To solve the problem of finding how many natural numbers \( n \) between 1 and 2014 (inclusive) make the expression \( \frac{8n}{9999 - n} \) an integer, we can follow these steps: ### Step 1: Set up the equation We start with the condition that \( \frac{8n}{9999 - n} \) is an integer.
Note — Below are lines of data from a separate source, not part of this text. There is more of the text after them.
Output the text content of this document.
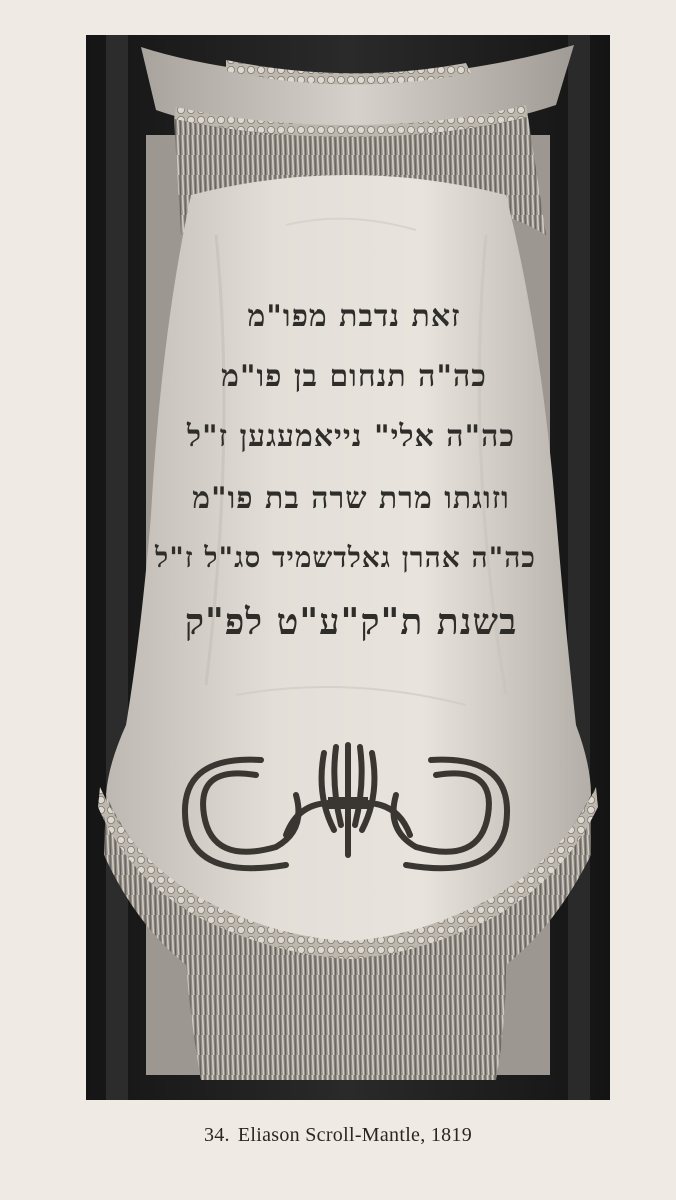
זאת נדבת מפו"מ
כה"ה תנחום בן פו"מ
כה"ה אלי" נייאמעגען ז"ל
וזוגתו מרת שרה בת פו"מ
כה"ה אהרן גאלדשמיד סג"ל ז"ל
בשנת ת"ק"ע"ט לפ"ק
34. Eliason Scroll-Mantle, 1819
Let’s denote this integer as \( k \): \[ \frac{8n}{9999 - n} = k \] ### Step 2: Rearranging the equation From the equation above, we can rearrange it to express \( n \): \[ 8n = k(9999 - n) \] Expanding this gives: \[ 8n = 9999k - nk \] Rearranging terms leads to: \[ 8n + nk = 9999k \] Factoring out \( n \) from the left side: \[ n(8 + k) = 9999k \] Thus, we can express \( n \) as: \[ n = \frac{9999k}{8 + k} \] ### Step 3: Determine the bounds for \( n \) We know that \( n \) must be a natural number between 1 and 2014. Therefore, we need to impose the condition: \[ 1 \leq n \leq 2014 \] This leads us to two inequalities: 1. \( n \geq 1 \) 2. \( n \leq 2014 \) ### Step 4: Solve the first inequality From \( n \geq 1 \): \[ \frac{9999k}{8 + k} \geq 1 \] This simplifies to: \[ 9999k \geq 8 + k \] Rearranging gives: \[ 9998k \geq 8 \quad \Rightarrow \quad k \geq \frac{8}{9998} \] Since \( k \) is a natural number, the smallest possible value for \( k \) is 1. ### Step 5: Solve the second inequality Now, for the second inequality \( n \leq 2014 \): \[ \frac{9999k}{8 + k} \leq 2014 \] This simplifies to: \[ 9999k \leq 2014(8 + k) \] Expanding the right side gives: \[ 9999k \leq 16112 + 2014k \] Rearranging leads to: \[ 9999k - 2014k \leq 16112 \quad \Rightarrow \quad 7985k \leq 16112 \] Thus: \[ k \leq \frac{16112}{7985} \approx 2.017 \] Since \( k \) is a natural number, the maximum value for \( k \) is 2. ### Step 6: Check possible values of \( k \) Now we check the possible values of \( k \): 1. For \( k = 1 \): \[ n = \frac{9999 \times 1}{8 + 1} = \frac{9999}{9} = 1111 \] This is a valid natural number within the range. 2. For \( k = 2 \): \[ n = \frac{9999 \times 2}{8 + 2} = \frac{19998}{10} = 1999.8 \] This is not a natural number. ### Conclusion The only valid value of \( n \) is 1111. Therefore, there is only **1 natural number \( n \)** between 1 and 2014 for which \( \frac{8n}{9999 - n} \) is an integer.